Fernando Haddad diz que não se candidatará a nada e Camilo Santana desmente que concorrerá ao governo do Ceará
Por Edu Mota, de Brasília
No mesmo dia em que Fernando Haddad disse que deixará a pasta da Fazenda sem pretensão de se candidatar a qualquer outro cargo, um outro ministro, Camilo Santana, confirmou que deixará o Ministério da Educação, e já se especula em Brasília que ele pode vir até mesmo a concorrer ao governo do Ceará. As declarações foram dadas em entrevistas nesta segunda-feira (19).
Ao site Uol, Fernando Haddad, que deve sair do cargo até o final do mês, disse que conversou com o presidente Luiz Inácio Lula da Silva e que teria manifestado a ele o desejo de ajudar neste ano a “discutir um projeto de país no cenário internacional”. Haddad deve ser substituído no Ministério da Fazenda pelo atual secretário-executivo da pasta, Dario Durigan.
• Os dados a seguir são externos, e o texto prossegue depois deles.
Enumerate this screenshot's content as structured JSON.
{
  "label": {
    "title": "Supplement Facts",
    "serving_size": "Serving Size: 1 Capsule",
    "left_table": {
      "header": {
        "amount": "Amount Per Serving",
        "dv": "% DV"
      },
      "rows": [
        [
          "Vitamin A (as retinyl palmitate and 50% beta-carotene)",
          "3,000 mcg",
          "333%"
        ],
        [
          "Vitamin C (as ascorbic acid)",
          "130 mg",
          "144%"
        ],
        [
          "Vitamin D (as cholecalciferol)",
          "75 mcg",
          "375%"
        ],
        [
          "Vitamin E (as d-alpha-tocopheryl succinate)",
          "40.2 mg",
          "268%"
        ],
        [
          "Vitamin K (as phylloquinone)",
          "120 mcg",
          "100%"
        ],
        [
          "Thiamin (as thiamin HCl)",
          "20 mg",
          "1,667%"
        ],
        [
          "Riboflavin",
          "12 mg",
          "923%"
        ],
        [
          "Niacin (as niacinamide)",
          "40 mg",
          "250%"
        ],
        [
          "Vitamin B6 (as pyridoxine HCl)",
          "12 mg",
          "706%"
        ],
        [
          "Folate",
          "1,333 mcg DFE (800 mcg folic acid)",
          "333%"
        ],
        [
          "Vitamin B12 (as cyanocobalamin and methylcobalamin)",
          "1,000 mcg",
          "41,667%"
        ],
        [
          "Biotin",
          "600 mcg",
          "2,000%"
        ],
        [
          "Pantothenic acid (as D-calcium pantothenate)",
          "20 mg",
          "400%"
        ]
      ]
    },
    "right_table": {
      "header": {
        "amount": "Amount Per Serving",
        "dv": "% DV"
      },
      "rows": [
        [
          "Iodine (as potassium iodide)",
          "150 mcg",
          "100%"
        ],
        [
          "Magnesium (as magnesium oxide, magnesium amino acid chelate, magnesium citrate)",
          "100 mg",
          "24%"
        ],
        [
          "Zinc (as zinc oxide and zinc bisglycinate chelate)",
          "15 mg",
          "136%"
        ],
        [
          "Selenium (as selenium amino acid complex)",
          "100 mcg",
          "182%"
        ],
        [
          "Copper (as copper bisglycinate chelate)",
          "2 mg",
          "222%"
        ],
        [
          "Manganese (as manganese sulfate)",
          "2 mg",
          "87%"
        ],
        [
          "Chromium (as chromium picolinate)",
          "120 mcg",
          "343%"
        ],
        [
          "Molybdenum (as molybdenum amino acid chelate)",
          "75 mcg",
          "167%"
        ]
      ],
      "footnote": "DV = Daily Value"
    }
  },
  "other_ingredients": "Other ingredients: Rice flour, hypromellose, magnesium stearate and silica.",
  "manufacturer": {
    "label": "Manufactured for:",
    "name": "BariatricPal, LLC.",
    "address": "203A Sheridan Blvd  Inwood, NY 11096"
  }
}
“Disse a Lula, em todas as ocasiões, que não iria me candidatar em 2026, a todos os cargos. Tenho relação pessoal com Lula, o presidente convive com a minha família. Eu tenho ouvido o presidente. Começamos a conversar sobre a minha saída do governo na semana passada e levei as minhas considerações a ele”, disse Haddad.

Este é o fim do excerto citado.